Faced with the global systemic crisis that acts as an accelerator of change, companies must find ways to adapt continuously. For CIOs, the promises of agile methods fully meet these expectations. A transformation strategy to Agile for CIOs is the creation of an Agile Services Center. Agility is all about innovating and the ability to react quickly, efficiently and effectively to external factors. For IT, it is the capacity to deliver new IT services in support of new business processes that are at the core of IT agility.

Purpose

In order to support transformational business change, IT needs to streamline the process of bringing new IT processes to life.

In today’s ever-changing business world, nobody knows what’s around the corner, so improving agility is the best way to future-proof organization.

By defining what IT maturity looks like in your organization, you can plot a route to successive levels of maturity and improved agility to reach a point where IT help run, grow and quickly transform the business.

IT Service Management is the ability to collect data, analyze it, to make reports and to implement improvements in agile mode, sometimes make it difficult to effectively manage all these informational organization assets. To perform a real-time monitoring of these activities, manage, and be able to involve the final user in the heart of the IT process, or reduce operating cost, agility is the ideal solution.

In this work, we propose a global strategic model to improve ITSM service management processes with the additions of two drivers Agility management and security management. The proposed framework will affect all aspects of user productivity DSI oriented and implement an agile approach in the heart of the management of all these aspects.

Key Terms in this Chapter

Incident Management: The activities of an organization to identify, analyze, and correct organizational hazards.

Incident: An observable change to the normal behavior of a system.

Maturity: A measurement of the ability of an organization to undertake continuous improvement in a particular discipline.

Maturity Model: A set of structured levels that describe how well an organization can reliably and sustainably produce required outcomes.

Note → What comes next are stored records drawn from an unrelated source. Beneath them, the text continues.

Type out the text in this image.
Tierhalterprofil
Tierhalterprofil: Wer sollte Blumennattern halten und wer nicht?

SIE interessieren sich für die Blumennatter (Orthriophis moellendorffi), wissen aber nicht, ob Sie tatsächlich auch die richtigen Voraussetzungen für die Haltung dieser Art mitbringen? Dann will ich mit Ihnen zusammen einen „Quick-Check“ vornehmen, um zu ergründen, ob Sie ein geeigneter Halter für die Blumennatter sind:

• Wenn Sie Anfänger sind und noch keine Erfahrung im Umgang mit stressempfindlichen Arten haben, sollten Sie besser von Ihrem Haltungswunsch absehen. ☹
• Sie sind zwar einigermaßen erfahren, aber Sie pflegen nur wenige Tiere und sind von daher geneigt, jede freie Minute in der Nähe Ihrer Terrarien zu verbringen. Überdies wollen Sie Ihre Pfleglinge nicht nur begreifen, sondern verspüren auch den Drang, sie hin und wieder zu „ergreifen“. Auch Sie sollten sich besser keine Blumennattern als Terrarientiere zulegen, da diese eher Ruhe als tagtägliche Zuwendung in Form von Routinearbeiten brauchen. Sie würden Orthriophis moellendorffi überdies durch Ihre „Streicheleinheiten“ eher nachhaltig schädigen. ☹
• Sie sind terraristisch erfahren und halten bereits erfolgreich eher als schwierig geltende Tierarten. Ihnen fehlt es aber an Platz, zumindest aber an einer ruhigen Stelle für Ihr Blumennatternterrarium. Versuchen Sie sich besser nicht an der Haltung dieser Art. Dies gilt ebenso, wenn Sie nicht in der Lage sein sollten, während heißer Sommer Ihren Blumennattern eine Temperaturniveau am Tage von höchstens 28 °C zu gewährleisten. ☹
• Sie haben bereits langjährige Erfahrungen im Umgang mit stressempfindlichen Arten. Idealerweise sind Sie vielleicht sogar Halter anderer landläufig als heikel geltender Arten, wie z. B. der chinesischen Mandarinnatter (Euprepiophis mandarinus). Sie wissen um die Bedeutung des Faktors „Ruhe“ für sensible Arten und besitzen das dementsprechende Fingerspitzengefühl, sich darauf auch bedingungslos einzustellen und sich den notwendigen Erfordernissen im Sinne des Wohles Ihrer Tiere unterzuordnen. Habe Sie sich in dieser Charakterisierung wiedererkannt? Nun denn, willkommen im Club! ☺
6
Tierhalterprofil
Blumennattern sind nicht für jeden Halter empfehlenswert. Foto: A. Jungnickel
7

ITSM: IT service management (ITSM) describes a strategic approach to designing, delivering, managing and improving the way information technology (IT) is used in the enterprise. The goal of any IT service management structure is to ensure that the right processes, people and technology are in place so that the business can achieve its business objectives.

Data Collection: It is the process of gathering data from a variety of relevant sources in an established systematic fashion for analysis purposes.

Use-Case: It is a list of events and actions among systems and users in a specific environment and for a specific goal.

ITAM: IT asset management (ITAM) is a type of business management directly linked to the company's IT infrastructure. With ITAM, professionals review an organization's complete hardware and software inventory and make complete decisions on procurement, usage and all other aspects related to an asset's life cycle.